Chapitre 6

731 95 49
                                    

J'attends quelques instants devant la porte blanc cassé et sonne de nouveau avant de me pencher sur le côté pour tenter de voir à travers des carreaux d'un verre très épais s'il y a quelqu'un. Peut-être est-elle allée faire son jogging. Je suis une habituée des visites à l'improviste, l'ennui c'est que ma tante, si elle est casanière, n'est pas non plus toujours chez elle. Je me colle un peu plus contre la porte, sous le parapet qui protège le perron, afin d'échapper à la pluie qui se fait de plus en plus violente. Les parterres de glaïeuls devant la maison sont maltraités par le vent qui se lève et de l'un d'eux s'échappe un pétale qui vint s'échouer à mes pieds. De même, le grand noyer que ma tante a planté dans son jardin il y a des années semble se laisser dominer par les bourrasques et ses branches me font penser aux bras d'un vulgaire pantin désarticulé. Merde, si elle n'est pas là je vais devoir rentrer, et sous cette pluie battante, ça ne me tente pas vraiment.

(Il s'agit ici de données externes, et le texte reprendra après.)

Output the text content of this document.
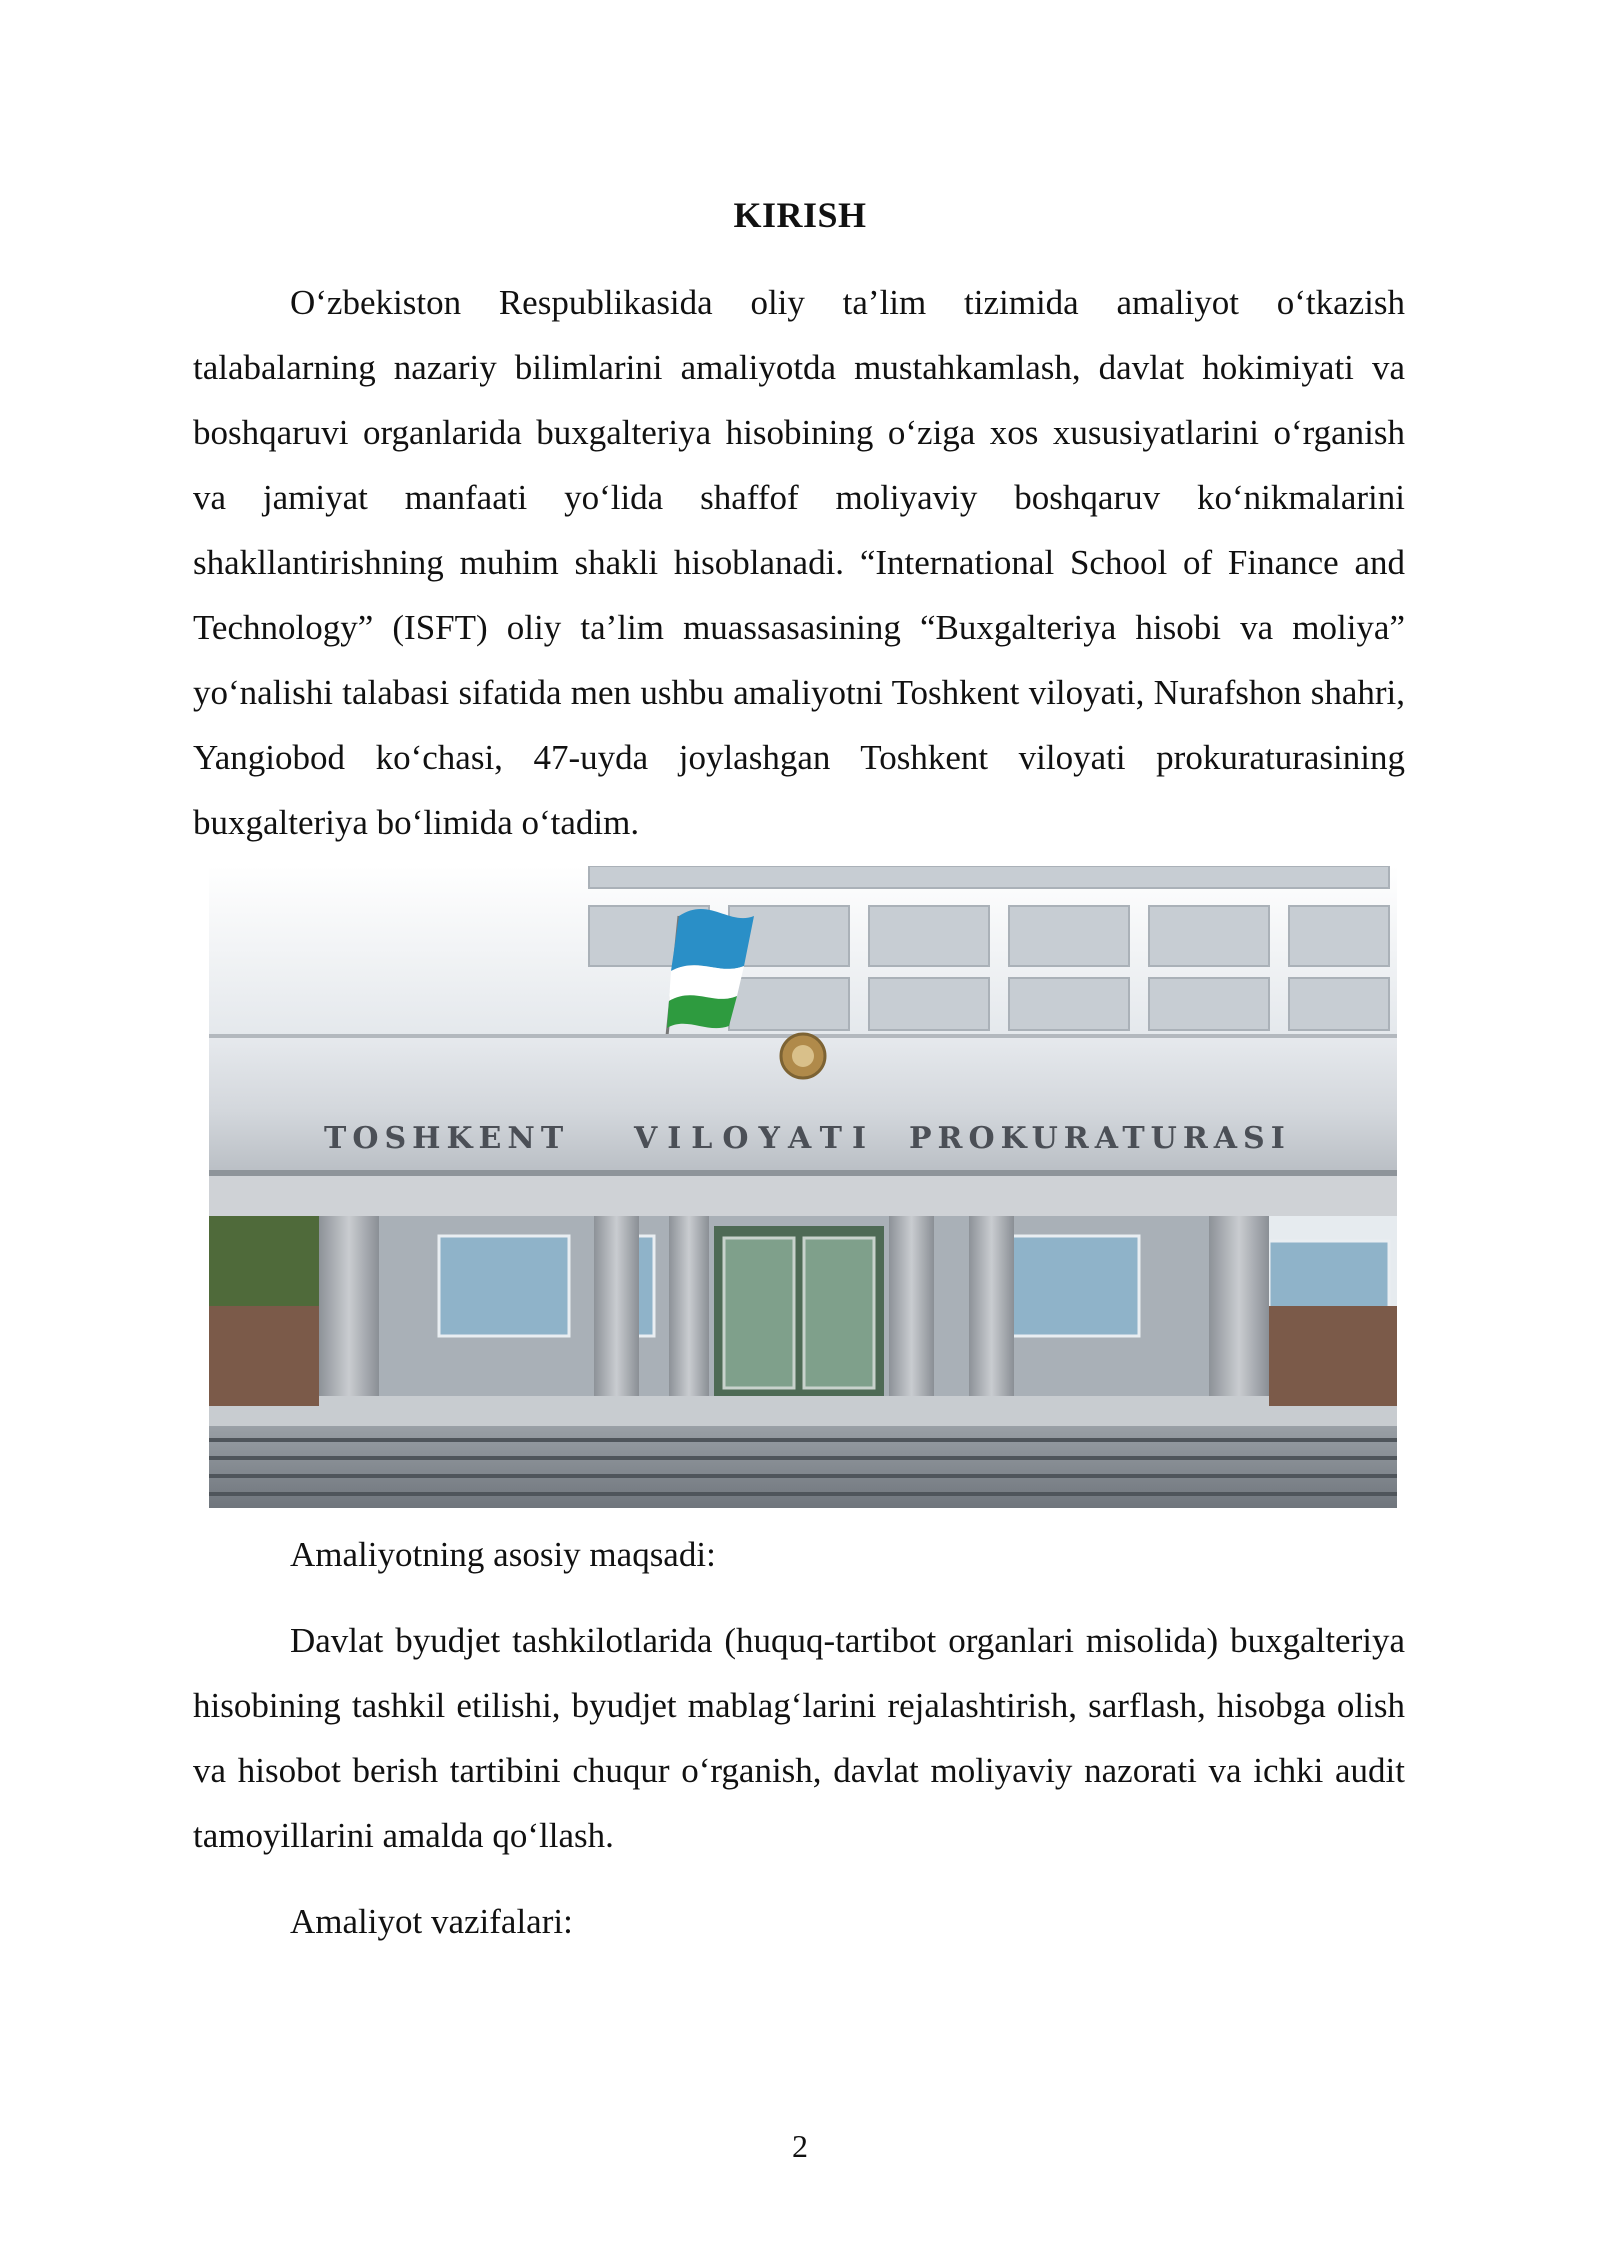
KIRISH

O‘zbekiston Respublikasida oliy ta’lim tizimida amaliyot o‘tkazish talabalarning nazariy bilimlarini amaliyotda mustahkamlash, davlat hokimiyati va boshqaruvi organlarida buxgalteriya hisobining o‘ziga xos xususiyatlarini o‘rganish va jamiyat manfaati yo‘lida shaffof moliyaviy boshqaruv ko‘nikmalarini shakllantirishning muhim shakli hisoblanadi. “International School of Finance and Technology” (ISFT) oliy ta’lim muassasasining “Buxgalteriya hisobi va moliya” yo‘nalishi talabasi sifatida men ushbu amaliyotni Toshkent viloyati, Nurafshon shahri, Yangiobod ko‘chasi, 47-uyda joylashgan Toshkent viloyati prokuraturasining buxgalteriya bo‘limida o‘tadim.

TOSHKENT VILOYATI PROKURATURASI

Amaliyotning asosiy maqsadi:

Davlat byudjet tashkilotlarida (huquq-tartibot organlari misolida) buxgalteriya hisobining tashkil etilishi, byudjet mablag‘larini rejalashtirish, sarflash, hisobga olish va hisobot berish tartibini chuqur o‘rganish, davlat moliyaviy nazorati va ichki audit tamoyillarini amalda qo‘llash.

Amaliyot vazifalari:

2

Je tends l'oreille lorsque je crois entendre des pas précipités à l'intérieur.

« J'arrive ! »

Ah, ça c'est tata Irène ! Elle est toujours pressée, à courir partout, même quand ça n'est pas nécessaire. J'entends les tintements métalliques de son trousseau de clés (formé d'une bonne demi-douzaine de porte-clés qu'Aly et moi lui avons offerts ces dernières années) puis elle enfonce l'une d'elles dans la serrure et ouvre enfin.

Elle porte un haut de sport bien trop large pour elle ainsi qu'un legging noir, tenue que je reconnais bien : elle est en pyjama. Ses cheveux sont encore trempés et bien qu'elle n'ait pas pour habitude de se maquiller beaucoup, elle ne porte pas même de mascara.

« Ah, je t'ai dérangé pendant que tu prenais ta douche ? demandé-je un peu gênée.

- J'en sortais quand tu es arrivée, t'inquiète. Mais dis-moi, on croirait que toi aussi tu viens d'en prendre une, t'es trempée ma belle. Entre, tu sais que tu es chez toi ici. Tu veux que je te fasse couler un bain ?

- Non merci, je n'ai reçu que quelques gouttes ça va vite sécher.

- Comme tu veux. Alors, tu as quelque chose à me dire ou tu es juste venu voir ta tante adorée ?

- Les deux. »

Nous échangeons un regard complice tandis que je m'installe sur le canapé du salon. J'ai toujours adoré venir chez ma tante, bien que ce soit le plus souvent elle qui venait chez nous lorsqu'elle devait nous garder. La décoration intérieure est moderne sans être froide, mêlant blanc, noir et bleu pâle. C'est sans prétention, coquet et on s'y sent toujours chez soi. Mes yeux s'attardent sur sa guitare. Mon père a refusé que je touche à la sienne jusqu'à mes dix-sept ans, quand j'ai promis qu'un jour, j'essaierais d'apprendre à en jouer. C'était ma tante qui me prêtait la sienne avant. Combien de fois ai-je gratté ces cordes sans savoir ce que je faisais, simplement parce que j'aimais le son que ça produisait. Et ma tante qui me laissait faire, sans essayer de m'apprendre, parce qu'elle voyait que ce que je voulais, c'était uniquement passer avec curiosité mes doigts dessus. Cette guitare, elle symbolise à mes yeux les plus beaux moments que j'ai pu passer avec tata Irène, assise dans ce salon à essayer de l'imiter sans avoir le courage d'apprendre comme elle l'avait fait. J'étais jeune, je ne voulais pas prendre de cours de musique ; ça n'a pas vraiment changé puisque c'est sur internet que j'ai appris. C'est tout ça qui en fait mon instrument favori. Cet instrument tout simple, noir avec un motif de fleur bleu turquoise, m'a toujours fasciné, il est toute mon enfance.

Mes yeux se baladent ensuite sur les quelques cadres disséminés çà et là : il n'y a que des photos d'elle en compagnie d'Aly et moi. Sur une seule image elle se trouve en compagnie de son petit frère, mon père, et sa belle-sœur, ma mère, mais ils semblent beaucoup plus jeunes, la photo remonte peut-être à vingt ans, juste avant que je ne naisse.